The EU Commission is proposing to allocate €56 million to compensate farmers who have been impacted by increased imports of grain from Ukraine.

European Commissioner for Agriculture Janusz Wojciechowski told this week’s meeting of the EU Council that the proposed funding would come from the agricultural reserve.

The funding will aim to limit the impact of market imbalances on planting decisions of farmers.

Farmers

Farmers in countries bordering Ukraine have been expressing concerns about effects of the increased imports of Ukrainian cereals and oilseeds on local markets.

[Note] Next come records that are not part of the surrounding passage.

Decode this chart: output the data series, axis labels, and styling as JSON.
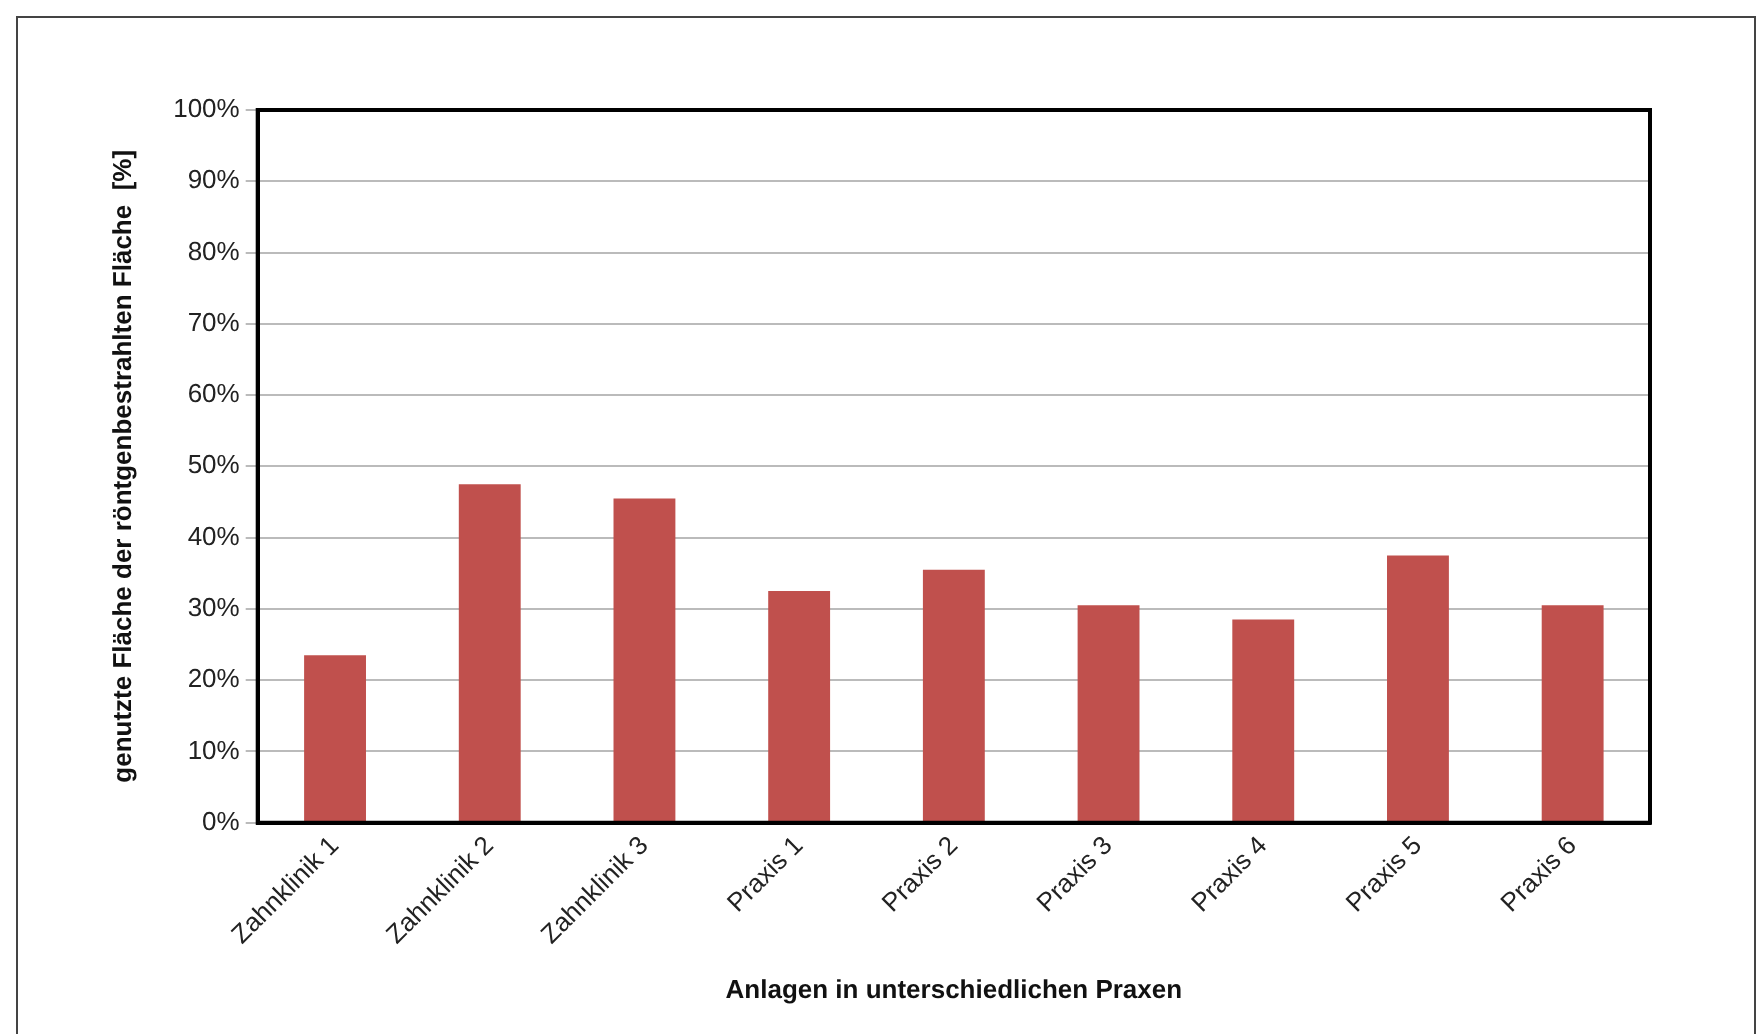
{
  "chart_data": {
    "type": "bar",
    "xlabel": "Anlagen in unterschiedlichen Praxen",
    "ylabel": "genutzte Fläche der röntgenbestrahlten Fläche  [%]",
    "categories": [
      "Zahnklinik 1",
      "Zahnklinik 2",
      "Zahnklinik 3",
      "Praxis 1",
      "Praxis 2",
      "Praxis 3",
      "Praxis 4",
      "Praxis 5",
      "Praxis 6"
    ],
    "values": [
      23.5,
      47.5,
      45.5,
      32.5,
      35.5,
      30.5,
      28.5,
      37.5,
      30.5
    ],
    "color": "#c0504d",
    "ylim": [
      0,
      100
    ],
    "yticks": [
      {
        "value": 0,
        "label": "0%"
      },
      {
        "value": 10,
        "label": "10%"
      },
      {
        "value": 20,
        "label": "20%"
      },
      {
        "value": 30,
        "label": "30%"
      },
      {
        "value": 40,
        "label": "40%"
      },
      {
        "value": 50,
        "label": "50%"
      },
      {
        "value": 60,
        "label": "60%"
      },
      {
        "value": 70,
        "label": "70%"
      },
      {
        "value": 80,
        "label": "80%"
      },
      {
        "value": 90,
        "label": "90%"
      },
      {
        "value": 100,
        "label": "100%"
      }
    ],
    "grid": "y",
    "legend": false
  }
}
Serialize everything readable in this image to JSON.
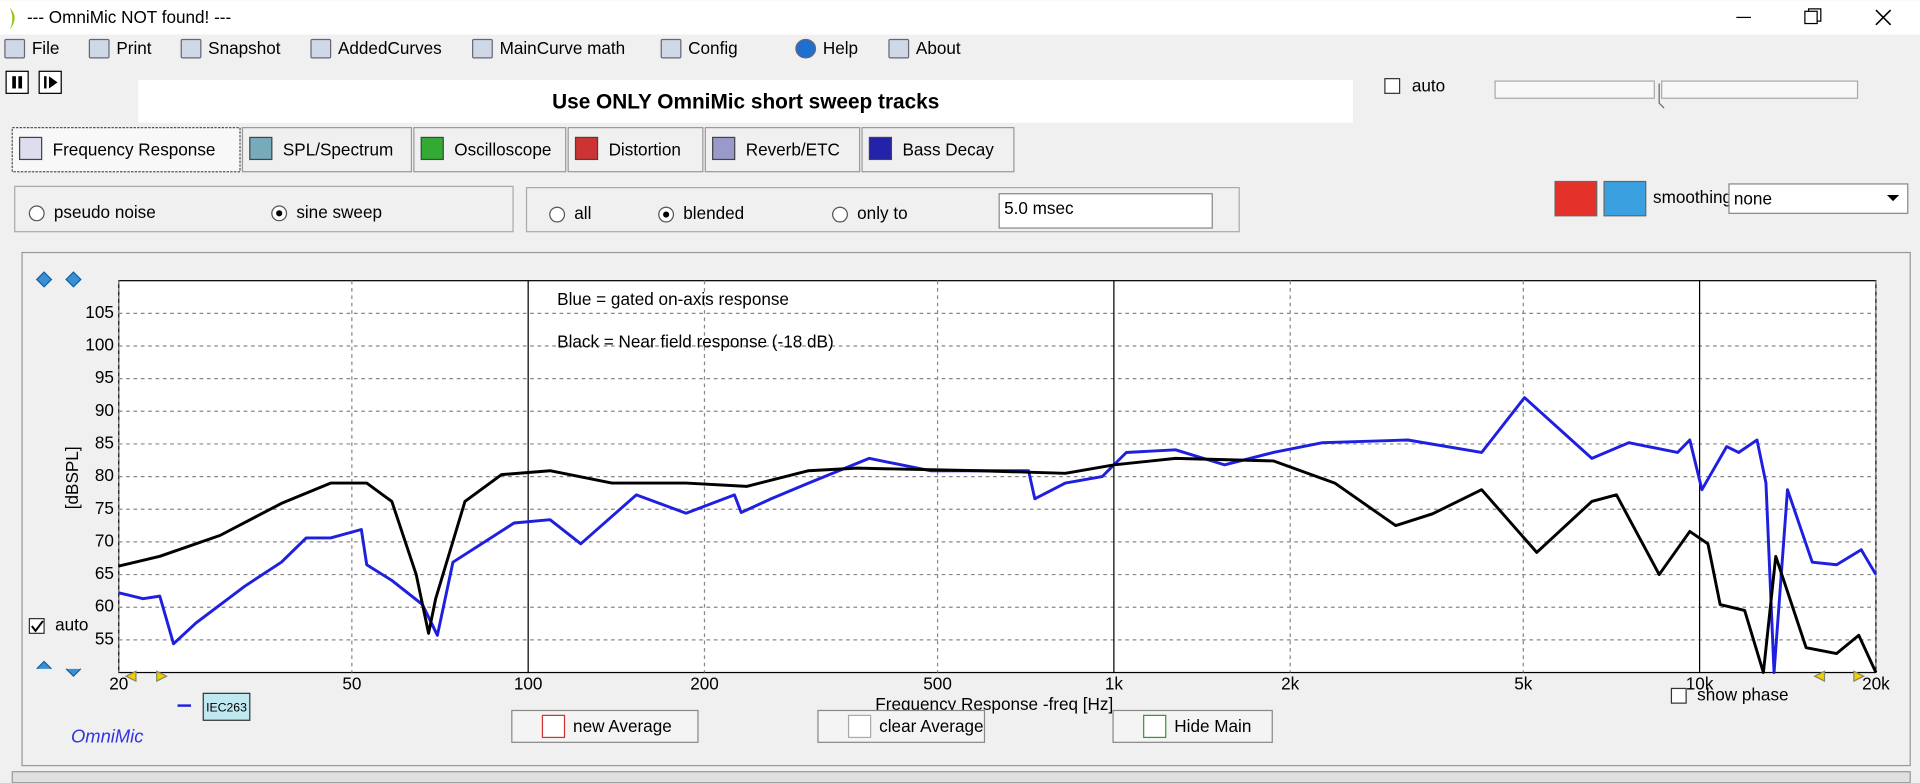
{
  "window": {
    "title": "--- OmniMic NOT found! ---"
  },
  "menu": [
    "File",
    "Print",
    "Snapshot",
    "AddedCurves",
    "MainCurve math",
    "Config",
    "Help",
    "About"
  ],
  "message": "Use ONLY OmniMic short sweep tracks",
  "top_auto": {
    "label": "auto",
    "checked": false
  },
  "tabs": [
    "Frequency Response",
    "SPL/Spectrum",
    "Oscilloscope",
    "Distortion",
    "Reverb/ETC",
    "Bass Decay"
  ],
  "excitation": {
    "options": [
      "pseudo noise",
      "sine sweep"
    ],
    "selected": "sine sweep"
  },
  "gating": {
    "options": [
      "all",
      "blended",
      "only to"
    ],
    "selected": "blended",
    "time": "5.0 msec"
  },
  "smoothing": {
    "label": "smoothing",
    "value": "none"
  },
  "chart_data": {
    "type": "line",
    "annotations": [
      "Blue = gated on-axis response",
      "Black = Near field response (-18 dB)"
    ],
    "x_label": "Frequency Response -freq [Hz]",
    "y_label": "[dBSPL]",
    "log_x": true,
    "grid": true,
    "xlim": [
      20,
      20000
    ],
    "xticks": [
      20,
      50,
      100,
      200,
      500,
      {
        "value": 1000,
        "label": "1k"
      },
      {
        "value": 2000,
        "label": "2k"
      },
      {
        "value": 5000,
        "label": "5k"
      },
      {
        "value": 10000,
        "label": "10k"
      },
      {
        "value": 20000,
        "label": "20k"
      }
    ],
    "ylim": [
      50,
      110
    ],
    "yticks": [
      55,
      60,
      65,
      70,
      75,
      80,
      85,
      90,
      95,
      100,
      105
    ],
    "series": [
      {
        "color": "#1f1fe0",
        "x": [
          20,
          22,
          23.5,
          24.8,
          27.1,
          32.8,
          37.9,
          41.8,
          46,
          51.9,
          53,
          58.5,
          66,
          70,
          74.4,
          94.6,
          109,
          123,
          153,
          186,
          225,
          231,
          260,
          301,
          382,
          486,
          715,
          733,
          826,
          955,
          1050,
          1274,
          1546,
          1872,
          2270,
          3176,
          4245,
          5024,
          6546,
          7570,
          9170,
          9620,
          10090,
          11120,
          11660,
          12530,
          12980,
          13400,
          14130,
          15570,
          17140,
          18880,
          20000
        ],
        "values": [
          62.2,
          61.3,
          61.7,
          54.4,
          57.6,
          63.2,
          66.9,
          70.6,
          70.6,
          71.9,
          66.5,
          64.1,
          60.4,
          55.7,
          66.9,
          72.9,
          73.4,
          69.7,
          77.2,
          74.4,
          77.2,
          74.5,
          76.6,
          79,
          82.8,
          80.9,
          80.9,
          76.6,
          79,
          80,
          83.7,
          84.1,
          81.8,
          83.7,
          85.2,
          85.6,
          83.7,
          92.1,
          82.8,
          85.2,
          83.7,
          85.6,
          78,
          84.6,
          83.7,
          85.6,
          79,
          50,
          78,
          66.9,
          66.5,
          68.8,
          65
        ]
      },
      {
        "color": "#000000",
        "x": [
          20,
          23.5,
          29.8,
          37.9,
          46,
          53,
          58.5,
          64.4,
          67.6,
          69.5,
          78,
          90,
          109,
          139,
          186,
          236,
          301,
          364,
          590,
          826,
          1002,
          1274,
          1872,
          2383,
          3028,
          3500,
          4245,
          5272,
          6546,
          7212,
          8531,
          9620,
          10330,
          10840,
          11940,
          12850,
          13490,
          15200,
          17140,
          18700,
          20000
        ],
        "values": [
          66.3,
          67.8,
          71,
          75.9,
          79,
          79,
          76.2,
          65,
          56,
          61.3,
          76.2,
          80.3,
          80.9,
          79,
          79,
          78.5,
          80.9,
          81.3,
          80.9,
          80.5,
          81.8,
          82.8,
          82.4,
          79,
          72.5,
          74.3,
          78,
          68.4,
          76.2,
          77.2,
          65,
          71.6,
          69.7,
          60.4,
          59.5,
          50,
          67.8,
          53.8,
          52.9,
          55.7,
          50
        ]
      }
    ],
    "auto": {
      "label": "auto",
      "checked": true
    },
    "show_phase": {
      "label": "show phase",
      "checked": false
    },
    "curve_tag": "IEC263",
    "brand": "OmniMic",
    "buttons": [
      "new Average",
      "clear Average",
      "Hide Main"
    ]
  }
}
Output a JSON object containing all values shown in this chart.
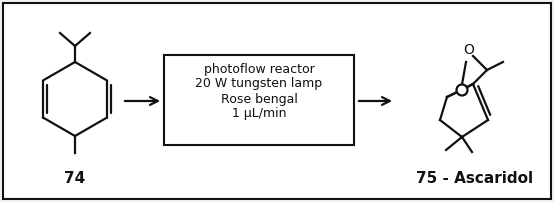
{
  "bg_color": "#f2f2f2",
  "box_bg": "#ffffff",
  "line_color": "#111111",
  "text_color": "#111111",
  "reaction_box_text": [
    "photoflow reactor",
    "20 W tungsten lamp",
    "Rose bengal",
    "1 μL/min"
  ],
  "label_74": "74",
  "label_75": "75 - Ascaridol",
  "font_size_label": 11,
  "font_size_reaction": 9.0,
  "lw": 1.6
}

Following analysis of the situation by the EU Commission, it proposed to allocate €29.5 million to Poland, €16.75 to Bulgaria and €10.05 million to Romania.

The three countries can match this EU support up to 100% with national funds which would amount to a total financial aid of €112.6 million for affected farmers.

The financial aid would be allocated to the three member states which will then distribute it to farmers as soon as possible.

It is expected that farmers in the three countries will receive payments by the end of September.

Poland, Romania and Bulgaria will also have to inform the commission how the funds were distributed and how they helped farmers.

The commission’s draft measure is currently being discussed with member states with a vote due to take place on March 30.

Ukraine

Meanwhile, the United Nations (UN) confirmed on Saturday (March 18) that the Black Sea Grain Initiative allowing Ukraine to export grain and agricultural produce has been extended.

25 million metric tonnes of grain and foodstuffs have been shipped to 45 countries since the initiative began.

The agreement, brokered by the UN and Turkey, had been due to expire on March 19.

The UN statement did not specify how long the deal, which has until now operated on a 120-day cycle, would be extended for.

Russia said that it was willing to extend the measure, but only for another 60 days.